New York City health officials are assessing the feasibility of piloting a similar program here and are planning to gather more information about the Boston model, Michael McCrae, acting executive deputy commissioner for mental hygiene at the city’s health department, said at the City Council hearing.

“We’re looking to do our research to figure out what makes sense,” McCrae said. “We want to be responsive to concerns around syringe litter, but we want to be mindful of unintended consequences as well.”

As written, one part of Ayala’s legislation needs clarification, McCrae noted at the hearing. The bill indicates that only people using overdose prevention centers — also known as supervised injection sites — would be able to participate in the syringe buyback pilot. But the city’s two overdose prevention centers, where people use drugs under staff supervision, already require clients to use clean needles they are given onsite. The users are also required to dispose of the syringes before they leave, eliminating the possibility of outdoor litter.

A small Christmas tree is perched atop a stack of boxes containing used syringes, cookers, gauze, and other hazardous waste collected at the overdose prevention site in Harlem on Dec. 15, 2021. Staff said this waste could have ended up on the street if not for their center.

Asked about that aspect of the bill following the hearing, Ayala said it was simply “a misunderstanding” between her office and the City Council’s bill drafting unit. “That will be edited,” she said. “That was absolutely not the intent.”

DeLisle of the Boston program said part of its success stems from its lack of limitations on who can participate. Although the program specifically targets drug users, he said there are few restrictions on depositors, aside from the person having to be older than 18.

“If they're holding onto their own [needles] and they see one on the street, they say, ‘Oh my God, I'm gonna pick that up because that might be the one that I'm short today [to make $10],’” DeLisle said. “It's now muscle memory, so that instead of walking by it, they stop and actually pick it up and dispose of it.”

McCrae said New York City health officials have some concerns about the program, including the dangers of accidental puncture among untrained people collecting needles.

DeLisle said the Boston program and other syringe exchange sites distribute special sharps containers designed to safely hold needles, but he added, “You can’t control everybody’s activity and how they perform.”

At the hearing, Councilmember Vickie Paladino said she supported the legislation but urged the city to also work on scaling up its other syringe cleanup efforts.

McCrae noted that the city had recently funded six community-based outreach teams so they could expand their efforts to engage drug users in services and collect syringe litter.

McCrae also touted overdose prevention centers as a way to reduce public drug use, thereby also reducing the number of needles on the street.
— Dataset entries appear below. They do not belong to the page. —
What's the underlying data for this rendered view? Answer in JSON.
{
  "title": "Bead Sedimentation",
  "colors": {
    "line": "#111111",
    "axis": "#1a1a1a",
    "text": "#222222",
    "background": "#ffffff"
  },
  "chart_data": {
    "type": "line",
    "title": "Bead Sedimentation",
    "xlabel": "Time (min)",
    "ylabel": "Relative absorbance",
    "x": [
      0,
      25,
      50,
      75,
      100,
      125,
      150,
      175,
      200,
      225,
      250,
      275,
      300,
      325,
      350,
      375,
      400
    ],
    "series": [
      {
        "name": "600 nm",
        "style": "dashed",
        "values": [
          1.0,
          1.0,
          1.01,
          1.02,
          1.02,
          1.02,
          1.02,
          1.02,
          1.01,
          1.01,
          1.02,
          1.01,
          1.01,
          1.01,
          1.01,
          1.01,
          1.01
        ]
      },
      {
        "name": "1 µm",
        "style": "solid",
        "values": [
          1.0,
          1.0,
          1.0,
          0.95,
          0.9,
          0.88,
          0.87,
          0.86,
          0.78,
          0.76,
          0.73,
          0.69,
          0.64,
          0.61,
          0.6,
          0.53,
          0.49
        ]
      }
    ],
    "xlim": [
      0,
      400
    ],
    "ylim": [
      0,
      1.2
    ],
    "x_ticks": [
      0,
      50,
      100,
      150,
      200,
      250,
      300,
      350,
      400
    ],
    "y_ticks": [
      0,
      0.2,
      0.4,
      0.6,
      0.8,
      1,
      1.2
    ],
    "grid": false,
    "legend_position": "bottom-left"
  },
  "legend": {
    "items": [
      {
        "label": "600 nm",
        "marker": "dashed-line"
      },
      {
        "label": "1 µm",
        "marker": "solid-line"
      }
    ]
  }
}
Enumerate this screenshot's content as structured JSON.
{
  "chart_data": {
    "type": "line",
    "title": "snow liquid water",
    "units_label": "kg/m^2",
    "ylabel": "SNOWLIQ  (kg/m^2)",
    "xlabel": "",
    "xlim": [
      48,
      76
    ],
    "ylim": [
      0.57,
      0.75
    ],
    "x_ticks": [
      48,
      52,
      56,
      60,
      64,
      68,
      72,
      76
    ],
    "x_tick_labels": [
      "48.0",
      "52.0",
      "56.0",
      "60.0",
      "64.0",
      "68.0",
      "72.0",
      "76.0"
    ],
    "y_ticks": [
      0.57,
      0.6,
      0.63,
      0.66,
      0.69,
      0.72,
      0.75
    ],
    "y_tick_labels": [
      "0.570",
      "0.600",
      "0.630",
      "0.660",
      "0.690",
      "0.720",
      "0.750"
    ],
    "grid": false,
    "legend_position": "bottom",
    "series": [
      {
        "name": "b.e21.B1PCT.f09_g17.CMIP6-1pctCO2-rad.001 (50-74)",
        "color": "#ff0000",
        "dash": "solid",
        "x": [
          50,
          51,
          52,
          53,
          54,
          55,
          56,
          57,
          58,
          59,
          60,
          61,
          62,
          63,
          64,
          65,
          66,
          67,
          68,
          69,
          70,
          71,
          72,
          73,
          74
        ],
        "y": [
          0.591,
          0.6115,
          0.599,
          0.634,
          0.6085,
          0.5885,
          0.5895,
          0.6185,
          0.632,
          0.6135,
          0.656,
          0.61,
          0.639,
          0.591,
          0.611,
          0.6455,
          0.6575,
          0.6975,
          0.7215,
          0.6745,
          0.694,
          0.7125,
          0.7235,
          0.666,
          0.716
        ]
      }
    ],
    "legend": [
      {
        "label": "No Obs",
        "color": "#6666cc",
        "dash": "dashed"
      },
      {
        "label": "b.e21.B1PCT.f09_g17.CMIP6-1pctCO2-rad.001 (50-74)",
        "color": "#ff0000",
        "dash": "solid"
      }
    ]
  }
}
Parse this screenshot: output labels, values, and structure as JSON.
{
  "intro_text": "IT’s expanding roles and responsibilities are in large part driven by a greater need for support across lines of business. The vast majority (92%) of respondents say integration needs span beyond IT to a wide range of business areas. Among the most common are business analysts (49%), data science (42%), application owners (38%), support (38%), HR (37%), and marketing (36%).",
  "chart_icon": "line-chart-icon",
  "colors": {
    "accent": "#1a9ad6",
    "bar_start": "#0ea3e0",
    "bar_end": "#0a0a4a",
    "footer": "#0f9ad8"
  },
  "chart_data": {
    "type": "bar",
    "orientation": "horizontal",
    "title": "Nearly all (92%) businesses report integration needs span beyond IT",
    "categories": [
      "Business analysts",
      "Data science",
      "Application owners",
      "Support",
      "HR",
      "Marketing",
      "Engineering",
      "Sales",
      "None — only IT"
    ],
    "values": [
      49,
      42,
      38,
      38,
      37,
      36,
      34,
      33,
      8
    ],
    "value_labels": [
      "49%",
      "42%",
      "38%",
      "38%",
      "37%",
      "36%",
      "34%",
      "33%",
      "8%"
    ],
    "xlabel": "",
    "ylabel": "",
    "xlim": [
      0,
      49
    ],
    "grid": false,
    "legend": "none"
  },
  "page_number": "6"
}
But he acknowledged that there are no concrete plans to open more of these facilities — in part, because the city is “not authorized” to fund them. The centers, which are run by a nonprofit, still operate in uncertain legal territory. New York City Health Commissioner Dr. Ashwin Vasan told Gothamist in May that the city is waiting for state or federal support before supporting them financially.

Paladino criticized the city’s response to syringe litter so far: “A shot glass over Niagara Falls doesn’t work.”